First the data initialization:

 

public MainPage()

        {

            this.InitializeComponent();

            App.SchoolData.students.Add(new Student("Adam", 86));

            App.SchoolData.students.Add(new Student("Brian", 80));

            App.SchoolData.students.Add(new Student("Charlie", 50));

            App.SchoolData.students.Add(new Student("Dave", 78));

            App.SchoolData.students.Add(new Student("Eve", 95));

            App.SchoolData.students.Add(new Student("Francesca", 95));

            App.SchoolData.students.Add(new Student("George", 72));

            App.SchoolData.students.Add(new Student("Harry", 51));

 

            myGridView.ItemsSource = App.SchoolData.students;

        }

 

Notice how we can access the SchoolData by prepending it with App.SchoolData. This is a good way to deal with the evil that is global variables, IMHO.
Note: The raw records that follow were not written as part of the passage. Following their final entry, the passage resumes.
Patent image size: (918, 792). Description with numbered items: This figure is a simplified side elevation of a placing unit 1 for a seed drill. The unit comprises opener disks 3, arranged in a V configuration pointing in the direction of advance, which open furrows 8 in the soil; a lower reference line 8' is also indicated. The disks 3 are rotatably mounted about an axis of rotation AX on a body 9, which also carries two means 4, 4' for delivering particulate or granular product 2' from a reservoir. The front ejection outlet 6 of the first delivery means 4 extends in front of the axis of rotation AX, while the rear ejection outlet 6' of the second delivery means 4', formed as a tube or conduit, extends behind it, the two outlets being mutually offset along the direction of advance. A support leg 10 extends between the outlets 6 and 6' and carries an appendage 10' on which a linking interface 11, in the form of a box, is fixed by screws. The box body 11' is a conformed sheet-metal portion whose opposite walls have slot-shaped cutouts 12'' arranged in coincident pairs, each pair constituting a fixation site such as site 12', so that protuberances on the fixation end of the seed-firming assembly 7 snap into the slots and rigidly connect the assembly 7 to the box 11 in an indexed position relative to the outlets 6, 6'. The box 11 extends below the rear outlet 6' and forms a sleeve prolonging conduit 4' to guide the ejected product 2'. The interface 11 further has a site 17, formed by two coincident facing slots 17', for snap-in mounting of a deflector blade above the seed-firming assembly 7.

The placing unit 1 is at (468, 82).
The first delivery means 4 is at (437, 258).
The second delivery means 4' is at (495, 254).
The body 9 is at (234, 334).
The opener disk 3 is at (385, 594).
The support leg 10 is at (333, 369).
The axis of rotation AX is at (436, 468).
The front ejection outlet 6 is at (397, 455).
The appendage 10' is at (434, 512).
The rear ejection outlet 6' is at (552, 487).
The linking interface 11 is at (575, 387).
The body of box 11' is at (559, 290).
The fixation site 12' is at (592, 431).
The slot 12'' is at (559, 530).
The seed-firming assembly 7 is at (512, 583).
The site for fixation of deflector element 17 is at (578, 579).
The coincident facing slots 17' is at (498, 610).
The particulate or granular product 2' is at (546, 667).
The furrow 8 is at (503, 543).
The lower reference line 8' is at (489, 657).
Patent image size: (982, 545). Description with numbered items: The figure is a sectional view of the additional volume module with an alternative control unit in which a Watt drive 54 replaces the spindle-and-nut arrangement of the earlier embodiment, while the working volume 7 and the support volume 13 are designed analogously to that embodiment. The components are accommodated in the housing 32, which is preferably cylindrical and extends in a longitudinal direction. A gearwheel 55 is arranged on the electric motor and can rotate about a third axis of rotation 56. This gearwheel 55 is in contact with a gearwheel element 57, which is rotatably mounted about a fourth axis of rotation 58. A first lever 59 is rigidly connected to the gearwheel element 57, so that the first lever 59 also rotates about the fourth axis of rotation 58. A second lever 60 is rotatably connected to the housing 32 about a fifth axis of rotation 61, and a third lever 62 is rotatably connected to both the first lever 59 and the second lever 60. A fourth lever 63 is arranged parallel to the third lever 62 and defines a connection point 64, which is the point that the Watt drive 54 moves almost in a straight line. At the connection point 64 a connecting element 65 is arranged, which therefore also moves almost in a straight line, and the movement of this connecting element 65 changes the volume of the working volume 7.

And now the touch event. This is added purely to demonstrate that the GridView will update itself when the values change. If you touch anywhere on the grid, this method will increase all the scores and so display more stars. The foreeach loop makes quick work of cycling through all the student objects in the list. You could of course use LINQ if you wanted to apply changes to only specific pupils. 

   private void Tap_UpdateScores(object sender, TappedRoutedEventArgs e)

        {

            // Go through all the students and increase their scores.

            // Watch in wonder as the stars appear automatically!

            foreach (Student pupil in App.SchoolData.students)

            {

                pupil.Score += 5;

            }

        }

 

And here's what it looks like. After a couple of taps..

And some more..

There you go: it's practically magic!